Innovation, meet organization
MIT Economist studies the creation and use of technology, from the R&D lab to the workplace
Long before John Van Reenen became a professor at MIT, he was studying MIT topics in an MIT style.
“Technology has always been one of the motivations of my work,” says Van Reenen, a high-profile economist who joined the MIT faculty in 2016. More specifically, he adds, he likes to explore “how people come up with ideas, and how ideas spread, among firms and across countries.” In short, Van Reenen studies how our modern world keeps modernizing.
Van Reenen became well-known, however, partly by explaining why people in his native Britain have not come up with ideas, at least not as much as they once did. In research during the 1990s, Van Reenen determined that British firms had lagging R&D investment across most of the country’s industrial sectors.

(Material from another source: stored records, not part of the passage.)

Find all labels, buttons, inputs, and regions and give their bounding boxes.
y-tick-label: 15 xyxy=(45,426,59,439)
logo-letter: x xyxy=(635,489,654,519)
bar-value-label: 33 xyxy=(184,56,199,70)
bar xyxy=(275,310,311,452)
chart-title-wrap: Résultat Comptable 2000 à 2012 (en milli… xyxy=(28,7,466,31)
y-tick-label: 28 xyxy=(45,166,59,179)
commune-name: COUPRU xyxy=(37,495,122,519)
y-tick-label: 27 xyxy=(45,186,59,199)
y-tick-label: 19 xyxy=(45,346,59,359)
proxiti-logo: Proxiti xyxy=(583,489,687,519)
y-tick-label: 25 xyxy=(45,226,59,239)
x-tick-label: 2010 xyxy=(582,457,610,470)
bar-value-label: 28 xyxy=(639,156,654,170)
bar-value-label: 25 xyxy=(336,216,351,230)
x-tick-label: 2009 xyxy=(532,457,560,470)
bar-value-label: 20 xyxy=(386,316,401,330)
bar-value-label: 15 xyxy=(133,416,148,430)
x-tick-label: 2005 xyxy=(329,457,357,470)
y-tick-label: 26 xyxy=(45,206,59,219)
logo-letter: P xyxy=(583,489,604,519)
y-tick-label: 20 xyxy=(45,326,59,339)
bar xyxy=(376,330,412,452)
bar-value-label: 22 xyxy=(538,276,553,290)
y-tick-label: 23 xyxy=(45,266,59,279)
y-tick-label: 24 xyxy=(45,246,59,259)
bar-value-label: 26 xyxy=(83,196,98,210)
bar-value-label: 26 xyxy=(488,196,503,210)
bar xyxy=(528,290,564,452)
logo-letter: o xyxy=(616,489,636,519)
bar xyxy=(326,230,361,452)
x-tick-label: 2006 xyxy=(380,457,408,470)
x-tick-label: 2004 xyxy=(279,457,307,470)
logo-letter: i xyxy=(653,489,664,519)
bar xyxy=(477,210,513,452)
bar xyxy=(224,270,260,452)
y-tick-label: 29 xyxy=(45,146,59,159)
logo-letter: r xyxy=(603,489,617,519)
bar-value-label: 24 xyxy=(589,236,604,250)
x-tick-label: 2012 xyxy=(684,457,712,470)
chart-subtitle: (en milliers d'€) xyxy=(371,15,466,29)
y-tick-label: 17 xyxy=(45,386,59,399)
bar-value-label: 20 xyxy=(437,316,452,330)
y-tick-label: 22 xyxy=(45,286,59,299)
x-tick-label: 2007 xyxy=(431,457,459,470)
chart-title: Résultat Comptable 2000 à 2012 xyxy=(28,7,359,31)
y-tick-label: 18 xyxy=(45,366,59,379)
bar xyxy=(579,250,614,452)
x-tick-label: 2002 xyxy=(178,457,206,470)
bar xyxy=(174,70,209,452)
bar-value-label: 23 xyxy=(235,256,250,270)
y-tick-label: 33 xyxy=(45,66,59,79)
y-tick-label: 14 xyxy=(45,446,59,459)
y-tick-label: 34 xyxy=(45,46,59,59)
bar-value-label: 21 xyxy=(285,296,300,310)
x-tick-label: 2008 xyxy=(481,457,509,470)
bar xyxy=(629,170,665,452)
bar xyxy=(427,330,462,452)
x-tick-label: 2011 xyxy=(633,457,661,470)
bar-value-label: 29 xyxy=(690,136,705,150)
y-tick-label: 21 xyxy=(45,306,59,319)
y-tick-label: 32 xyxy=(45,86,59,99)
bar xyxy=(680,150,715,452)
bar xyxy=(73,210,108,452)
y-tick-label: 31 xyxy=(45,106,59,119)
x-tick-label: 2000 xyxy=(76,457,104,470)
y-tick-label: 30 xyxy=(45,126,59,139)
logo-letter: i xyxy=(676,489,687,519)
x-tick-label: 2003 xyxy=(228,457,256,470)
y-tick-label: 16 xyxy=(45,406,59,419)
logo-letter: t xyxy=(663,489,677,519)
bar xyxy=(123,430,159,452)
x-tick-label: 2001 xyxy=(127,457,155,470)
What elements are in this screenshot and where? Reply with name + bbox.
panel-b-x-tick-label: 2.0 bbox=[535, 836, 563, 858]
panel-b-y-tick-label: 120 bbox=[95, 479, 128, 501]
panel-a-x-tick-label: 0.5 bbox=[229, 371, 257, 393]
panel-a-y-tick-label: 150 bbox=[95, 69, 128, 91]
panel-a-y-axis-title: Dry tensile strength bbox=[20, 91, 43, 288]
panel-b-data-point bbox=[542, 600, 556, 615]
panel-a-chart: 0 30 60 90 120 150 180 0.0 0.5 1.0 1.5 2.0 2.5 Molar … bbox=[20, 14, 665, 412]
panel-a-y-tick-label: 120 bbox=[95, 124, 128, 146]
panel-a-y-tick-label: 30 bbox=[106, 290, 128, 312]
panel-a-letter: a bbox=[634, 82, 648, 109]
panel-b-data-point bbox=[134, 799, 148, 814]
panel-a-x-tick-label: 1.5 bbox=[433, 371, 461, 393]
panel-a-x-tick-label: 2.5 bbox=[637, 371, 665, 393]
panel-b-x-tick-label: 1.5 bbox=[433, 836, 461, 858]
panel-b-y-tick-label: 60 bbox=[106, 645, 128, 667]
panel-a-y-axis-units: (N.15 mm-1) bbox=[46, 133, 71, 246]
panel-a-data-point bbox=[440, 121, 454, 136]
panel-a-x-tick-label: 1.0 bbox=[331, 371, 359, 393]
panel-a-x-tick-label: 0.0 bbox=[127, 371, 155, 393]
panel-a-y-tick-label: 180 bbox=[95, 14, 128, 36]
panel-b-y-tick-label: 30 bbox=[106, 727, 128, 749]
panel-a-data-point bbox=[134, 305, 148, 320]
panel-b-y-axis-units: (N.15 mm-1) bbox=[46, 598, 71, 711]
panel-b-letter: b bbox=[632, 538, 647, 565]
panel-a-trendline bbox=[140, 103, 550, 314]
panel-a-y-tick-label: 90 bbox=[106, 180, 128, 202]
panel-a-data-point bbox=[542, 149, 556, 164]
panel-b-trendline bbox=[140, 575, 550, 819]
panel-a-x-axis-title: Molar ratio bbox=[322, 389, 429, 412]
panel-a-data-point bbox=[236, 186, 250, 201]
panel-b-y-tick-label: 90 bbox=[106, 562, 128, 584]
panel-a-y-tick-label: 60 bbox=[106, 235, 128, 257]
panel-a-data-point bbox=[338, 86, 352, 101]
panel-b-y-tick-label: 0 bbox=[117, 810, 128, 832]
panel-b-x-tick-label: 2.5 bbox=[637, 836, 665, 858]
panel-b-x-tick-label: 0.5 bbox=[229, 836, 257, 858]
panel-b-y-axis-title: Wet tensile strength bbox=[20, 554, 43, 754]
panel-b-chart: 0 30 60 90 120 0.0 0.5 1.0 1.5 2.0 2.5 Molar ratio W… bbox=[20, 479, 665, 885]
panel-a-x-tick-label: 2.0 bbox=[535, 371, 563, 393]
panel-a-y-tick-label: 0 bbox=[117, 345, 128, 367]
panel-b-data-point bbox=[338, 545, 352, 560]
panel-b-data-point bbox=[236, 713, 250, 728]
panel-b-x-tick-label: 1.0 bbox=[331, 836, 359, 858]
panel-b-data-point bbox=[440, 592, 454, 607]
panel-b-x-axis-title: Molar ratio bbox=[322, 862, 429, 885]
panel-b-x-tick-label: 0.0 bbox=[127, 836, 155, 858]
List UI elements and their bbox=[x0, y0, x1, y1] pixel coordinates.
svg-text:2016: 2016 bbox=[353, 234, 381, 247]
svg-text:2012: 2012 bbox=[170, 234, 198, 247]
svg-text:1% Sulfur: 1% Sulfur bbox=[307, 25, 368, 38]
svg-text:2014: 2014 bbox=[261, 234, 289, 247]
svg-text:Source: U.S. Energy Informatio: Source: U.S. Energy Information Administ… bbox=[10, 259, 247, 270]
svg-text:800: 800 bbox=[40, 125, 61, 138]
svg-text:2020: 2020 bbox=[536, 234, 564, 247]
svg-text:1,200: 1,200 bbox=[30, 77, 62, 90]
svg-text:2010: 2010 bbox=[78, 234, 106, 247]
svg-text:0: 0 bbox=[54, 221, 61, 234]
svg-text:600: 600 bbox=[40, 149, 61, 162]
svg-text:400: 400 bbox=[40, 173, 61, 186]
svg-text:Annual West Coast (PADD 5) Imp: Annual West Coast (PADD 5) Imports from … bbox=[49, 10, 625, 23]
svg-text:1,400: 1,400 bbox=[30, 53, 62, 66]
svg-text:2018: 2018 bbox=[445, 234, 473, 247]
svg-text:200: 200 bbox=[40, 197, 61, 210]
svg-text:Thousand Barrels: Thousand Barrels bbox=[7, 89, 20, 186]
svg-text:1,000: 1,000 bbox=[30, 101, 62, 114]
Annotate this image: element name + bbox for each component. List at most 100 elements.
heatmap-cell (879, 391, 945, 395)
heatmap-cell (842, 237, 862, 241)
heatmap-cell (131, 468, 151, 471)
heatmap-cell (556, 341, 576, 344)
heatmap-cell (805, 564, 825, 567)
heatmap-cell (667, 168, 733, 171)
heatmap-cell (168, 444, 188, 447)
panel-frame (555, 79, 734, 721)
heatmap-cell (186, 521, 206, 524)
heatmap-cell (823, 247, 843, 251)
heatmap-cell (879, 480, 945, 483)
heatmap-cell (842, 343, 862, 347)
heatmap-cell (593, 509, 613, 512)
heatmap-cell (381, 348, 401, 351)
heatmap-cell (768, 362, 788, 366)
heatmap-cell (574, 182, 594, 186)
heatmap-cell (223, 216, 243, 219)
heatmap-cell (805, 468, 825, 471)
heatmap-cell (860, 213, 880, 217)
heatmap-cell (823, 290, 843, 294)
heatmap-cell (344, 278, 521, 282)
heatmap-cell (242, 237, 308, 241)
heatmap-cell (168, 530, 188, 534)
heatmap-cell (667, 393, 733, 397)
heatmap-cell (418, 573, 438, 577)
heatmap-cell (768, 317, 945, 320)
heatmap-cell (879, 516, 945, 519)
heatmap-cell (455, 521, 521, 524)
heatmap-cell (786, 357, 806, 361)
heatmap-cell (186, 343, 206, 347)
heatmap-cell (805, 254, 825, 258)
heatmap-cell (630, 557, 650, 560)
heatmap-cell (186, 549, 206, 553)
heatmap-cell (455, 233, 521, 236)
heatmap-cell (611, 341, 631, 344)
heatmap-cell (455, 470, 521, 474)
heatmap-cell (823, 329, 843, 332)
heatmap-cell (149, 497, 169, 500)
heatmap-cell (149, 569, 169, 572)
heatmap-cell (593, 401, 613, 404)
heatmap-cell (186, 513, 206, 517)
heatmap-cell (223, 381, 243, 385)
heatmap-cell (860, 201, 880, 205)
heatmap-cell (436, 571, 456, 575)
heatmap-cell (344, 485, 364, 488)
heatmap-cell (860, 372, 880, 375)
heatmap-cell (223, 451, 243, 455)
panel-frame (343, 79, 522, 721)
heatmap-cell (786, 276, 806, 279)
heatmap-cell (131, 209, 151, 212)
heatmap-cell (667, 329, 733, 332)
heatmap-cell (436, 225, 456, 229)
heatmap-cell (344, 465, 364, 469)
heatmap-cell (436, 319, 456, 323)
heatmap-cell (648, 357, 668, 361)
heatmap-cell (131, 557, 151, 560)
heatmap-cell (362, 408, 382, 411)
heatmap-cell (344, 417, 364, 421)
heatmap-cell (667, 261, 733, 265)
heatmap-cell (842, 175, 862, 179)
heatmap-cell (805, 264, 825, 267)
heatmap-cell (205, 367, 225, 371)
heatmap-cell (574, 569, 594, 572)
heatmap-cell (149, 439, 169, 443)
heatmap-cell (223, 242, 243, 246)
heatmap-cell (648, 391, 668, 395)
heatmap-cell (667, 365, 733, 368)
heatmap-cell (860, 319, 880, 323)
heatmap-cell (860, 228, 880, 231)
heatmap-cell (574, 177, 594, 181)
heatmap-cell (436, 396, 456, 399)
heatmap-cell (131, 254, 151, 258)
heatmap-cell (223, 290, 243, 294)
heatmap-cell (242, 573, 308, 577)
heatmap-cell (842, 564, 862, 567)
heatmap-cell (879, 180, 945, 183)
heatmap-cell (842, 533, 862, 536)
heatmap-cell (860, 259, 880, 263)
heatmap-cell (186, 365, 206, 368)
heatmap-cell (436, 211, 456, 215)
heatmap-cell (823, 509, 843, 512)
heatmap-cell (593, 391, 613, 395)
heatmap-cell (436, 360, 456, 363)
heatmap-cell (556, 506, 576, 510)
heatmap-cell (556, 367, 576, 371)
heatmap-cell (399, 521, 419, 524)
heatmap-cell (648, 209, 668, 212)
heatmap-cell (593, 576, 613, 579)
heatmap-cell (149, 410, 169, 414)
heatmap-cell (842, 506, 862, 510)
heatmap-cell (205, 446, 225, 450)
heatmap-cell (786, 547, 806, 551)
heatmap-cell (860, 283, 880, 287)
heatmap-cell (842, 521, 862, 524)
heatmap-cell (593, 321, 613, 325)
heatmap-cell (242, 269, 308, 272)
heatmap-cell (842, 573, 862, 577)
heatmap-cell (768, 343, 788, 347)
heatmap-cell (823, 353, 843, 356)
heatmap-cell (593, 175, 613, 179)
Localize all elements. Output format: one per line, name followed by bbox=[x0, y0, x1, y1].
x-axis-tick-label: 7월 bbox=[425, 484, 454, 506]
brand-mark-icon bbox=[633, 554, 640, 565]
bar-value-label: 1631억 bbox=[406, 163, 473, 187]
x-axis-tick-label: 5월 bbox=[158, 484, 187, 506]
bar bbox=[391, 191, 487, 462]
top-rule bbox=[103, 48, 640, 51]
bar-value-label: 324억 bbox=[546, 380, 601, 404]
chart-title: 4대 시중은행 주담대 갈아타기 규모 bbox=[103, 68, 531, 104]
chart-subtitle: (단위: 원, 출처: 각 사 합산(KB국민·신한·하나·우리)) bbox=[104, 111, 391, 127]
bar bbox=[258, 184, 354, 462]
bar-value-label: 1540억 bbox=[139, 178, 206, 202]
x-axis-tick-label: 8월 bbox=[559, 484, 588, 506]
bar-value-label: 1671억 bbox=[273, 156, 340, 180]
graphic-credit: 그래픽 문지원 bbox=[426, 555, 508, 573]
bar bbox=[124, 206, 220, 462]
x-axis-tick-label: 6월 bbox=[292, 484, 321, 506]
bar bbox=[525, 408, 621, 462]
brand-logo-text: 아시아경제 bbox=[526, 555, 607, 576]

This decline was compounded by a significant withdrawal of government support for R&D in the 1980s.
As a result, Britain had an innovation malaise that was real, but curable. Van Reenen’s prescription: more sensible tax plans to spur R&D investment and fuel the growth that comes from innovation.
“The traditional way we thought about innovation and technology was as if it’s dropped on us, like manna from heaven,” Van Reenen says. However, he adds, “Technology can respond to the social and economic environment. There are policies which can be used to spur the creation of new technologies.”